Overview

An Open Label Phase 2 Study of ManNAc in Subjects With GNE Myopathy

Status:
Completed

Trial end date:
2018-11-15

Target enrollment:
0

Participant gender:
All

Summary

Background: Patients with GNE myopathy have progressive muscle weakness and can have difficulty walking and decreased mobility. The disease is a rare genetic disorder that results from a gene mutation in a key step in the body's production of a sugar called sialic acid, (also called N-acetylneuraminic acid, Neu5Ac). Researchers think decreased sialic acid bound to muscle proteins may be the cause of muscle wasting in GNE myopathy. Researchers are testing the drug ManNAc which is a precursor in the production of sialic acid within cells. ManNAc is provided as a powder dissolved in water to be administered orally.

Phase:

Phase 2

Accepts Healthy Volunteers?

Details

Lead Sponsor:

National Human Genome Research Institute (NHGRI)

Collaborator:

National Center for Advancing Translational Science (NCATS)

Criteria

- INCLUSION CRITERIA:

- Subject is age 18-60 years, inclusive, and of either gender.

- Subject has a diagnosis of GNE myopathy based upon a consistent clinical course and
identification of two GNE gene mutations.

- Subject must be willing to stop any treatment with ManNAc, sialic acid, intravenous
immunoglobulin (IVIG), and/or other supplements containing sialic acid (e.g. St. John
s wort, sialyllactose) 90 days prior to dosing and remain off such treatment for the
duration of the trial.

- Subjects must have a body mass index (BMI) between 18 and 30 kg/m2, with a bodyweight
of >50 kg.

- Subjects must have 20-75% of predicted strength measured by QMA at baseline on at
least one of the following: 1) ankle dorsiflexion, 2) knee flexion, 3) hip extension,
4) grip, 5) elbow flexion, shoulder abduction

- 20-75% of predicted strength measures by OMA at baseline, or

- If predicted muscle strength above 75%, a documented change of at least 10% per
year.

- Subject has the ability to travel to the NIH Clinical Center for admissions.

- Subject has an INR less than or equal to 1.5 and must have stopped warfarin and other
anticoagulants 2 weeks prior and after muscle biopsy procedures. Aspirin and
clopidogrel should be stopped 3 days and 5 days before the procedure, respectively.

- Subject must be able to comply with requirements of the protocol, including blood
collection, drug administration, muscle MRI/MRS, muscle biopsy and muscle strength
assessments.

- If a woman of reproductive age, subject must be willing to use an effective method of
contraception for the duration of the trial.

- Subject must be able to provide informed consent.

EXCLUSION CRITERIA:

- Subject had a clinical significant infection or medical illness 30 days prior to the
first protocol visit.

- Subject has a psychiatric illness or neurological disease that would interfere with
the ability to comply with the requirements of this protocol. This includes, but is
not limited to, uncontrolled/untreated psychotic depression, bipolar disorder,
schizophrenia, substance abuse or dependence, antisocial personality disorder, panic
disorder, or behavioral problems, which interfere with effective communication.

- Subject has hepatic laboratory parameters (AST, ALT, GGTP) or renal laboratory
parameters (creatinine, BUN) greater than 3 times the upper limit of normal.

- Subject has known adverse reactions to anesthetic or sedatives utilized for muscle
biopsy.

- Subject is anemic (defined as Hematocrit <30%) or has platelets <100,000 or white
blood cell count less than 3,000.

- Subject shows evidence of clinically significant cardiovascular, pulmonary, hepatic,
renal, hematological, metabolic, or gastrointestinal disease, or has a condition that
requires immediate surgical intervention.

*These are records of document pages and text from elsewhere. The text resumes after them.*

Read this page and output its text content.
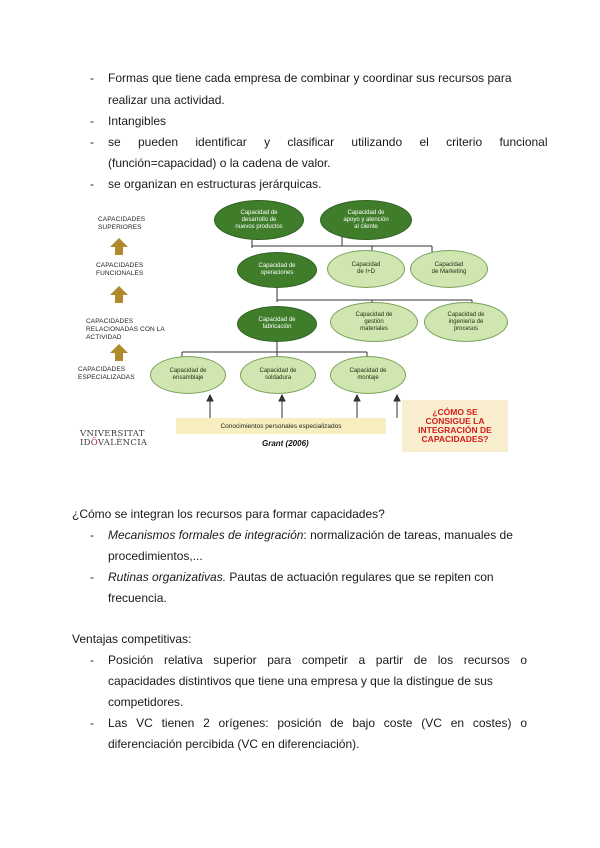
- Formas que tiene cada empresa de combinar y coordinar sus recursos para
realizar una actividad.
- Intangibles
- se pueden identificar y clasificar utilizando el criterio funcional
(función=capacidad) o la cadena de valor.
- se organizan en estructuras jerárquicas.
CAPACIDADES
SUPERIORES
CAPACIDADES
FUNCIONALES
CAPACIDADES
RELACIONADAS CON LA
ACTIVIDAD
CAPACIDADES
ESPECIALIZADAS
Capacidad de
desarrollo de
nuevos productos
Capacidad de
apoyo y atención
al cliente
Capacidad de
operaciones
Capacidad
de I+D
Capacidad
de Marketing
Capacidad de
fabricación
Capacidad de
gestión
materiales
Capacidad de
ingeniería de
procesos
Capacidad de
ensamblaje
Capacidad de
soldadura
Capacidad de
montaje
Conocimientos personales especializados
¿CÓMO SE
CONSIGUE LA
INTEGRACIÓN DE
CAPACIDADES?
Grant (2006)
VNIVERSITAT
IDÖVALÈNCIA
¿Cómo se integran los recursos para formar capacidades?
- Mecanismos formales de integración: normalización de tareas, manuales de
procedimientos,...
- Rutinas organizativas. Pautas de actuación regulares que se repiten con
frecuencia.
Ventajas competitivas:
- Posición relativa superior para competir a partir de los recursos o
capacidades distintivos que tiene una empresa y que la distingue de sus
competidores.
- Las VC tienen 2 orígenes: posición de bajo coste (VC en costes) o
diferenciación percibida (VC en diferenciación).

- Subject is pregnant or breastfeeding at any time during the study.

- Subject has received treatment with another investigational drug, investigational
device, or approved therapy for investigational use less than 90 days prior to the
first protocol visit.

- Subject has hypersensitivity to ManNAc or in the judgment of the investigator, has a
condition that places the subject at increased risk for adverse effects.

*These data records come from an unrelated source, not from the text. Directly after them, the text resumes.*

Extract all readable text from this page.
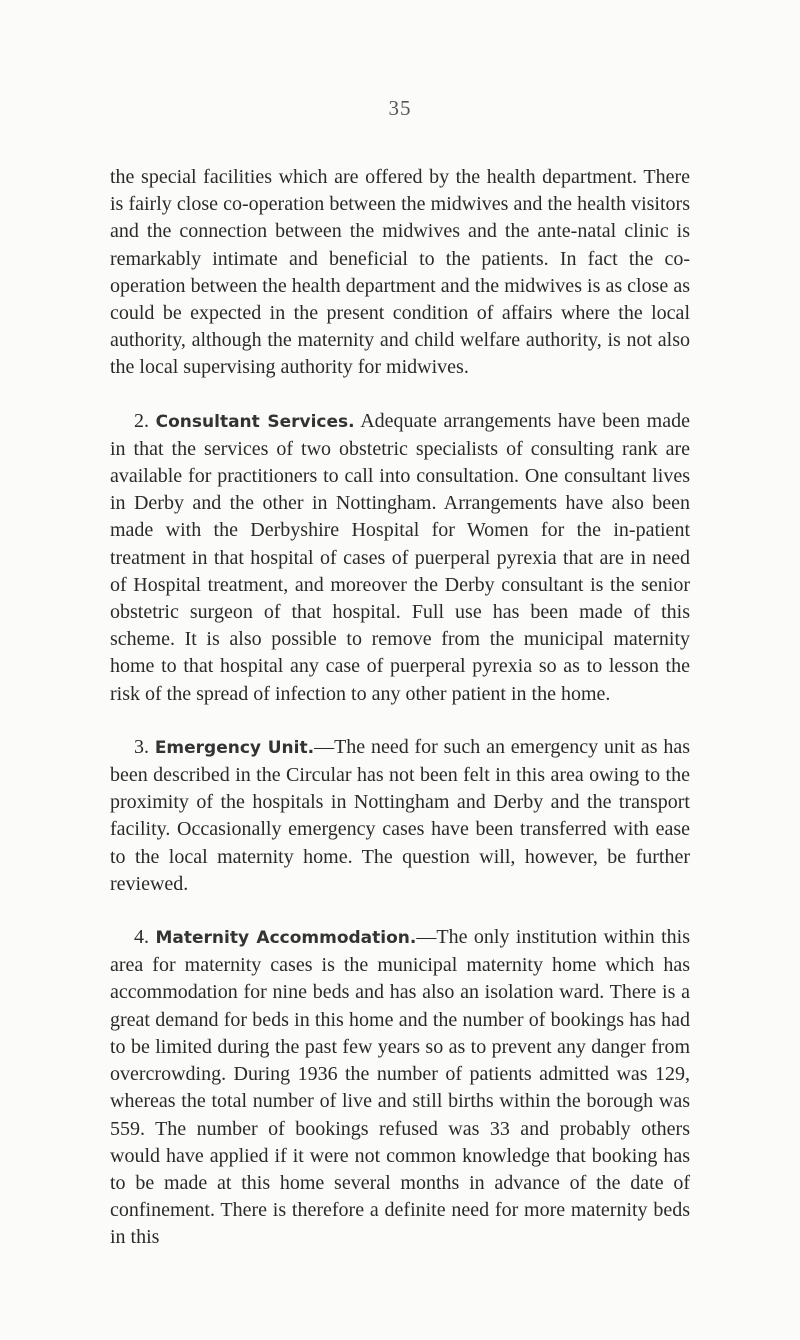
35

the special facilities which are offered by the health department. There is fairly close co-operation between the midwives and the health visitors and the connection between the midwives and the ante-natal clinic is remarkably intimate and beneficial to the patients. In fact the co-operation between the health department and the midwives is as close as could be expected in the present condition of affairs where the local authority, although the maternity and child welfare authority, is not also the local supervising authority for midwives.

2. Consultant Services. Adequate arrangements have been made in that the services of two obstetric specialists of consulting rank are available for practitioners to call into consultation. One consultant lives in Derby and the other in Nottingham. Arrangements have also been made with the Derbyshire Hospital for Women for the in-patient treatment in that hospital of cases of puerperal pyrexia that are in need of Hospital treatment, and moreover the Derby consultant is the senior obstetric surgeon of that hospital. Full use has been made of this scheme. It is also possible to remove from the municipal maternity home to that hospital any case of puerperal pyrexia so as to lesson the risk of the spread of infection to any other patient in the home.

3. Emergency Unit.—The need for such an emergency unit as has been described in the Circular has not been felt in this area owing to the proximity of the hospitals in Nottingham and Derby and the transport facility. Occasionally emergency cases have been transferred with ease to the local maternity home. The question will, however, be further reviewed.

4. Maternity Accommodation.—The only institution within this area for maternity cases is the municipal maternity home which has accommodation for nine beds and has also an isolation ward. There is a great demand for beds in this home and the number of bookings has had to be limited during the past few years so as to prevent any danger from overcrowding. During 1936 the number of patients admitted was 129, whereas the total number of live and still births within the borough was 559. The number of bookings refused was 33 and probably others would have applied if it were not common knowledge that booking has to be made at this home several months in advance of the date of confinement. There is therefore a definite need for more maternity beds in this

- Subject has received ManNAc, sialic acid, intravenous immunoglobulin (IVIG), and/or
other supplements containing sialic acid (e.g. St. John s wort, sialyllactose) less
than 90 days prior to the first protocol visit.

- The presence of persistent diarrhea or malabsorption that could interfere with the
subject s ability to absorb drugs or to tolerate ManNAc therapy.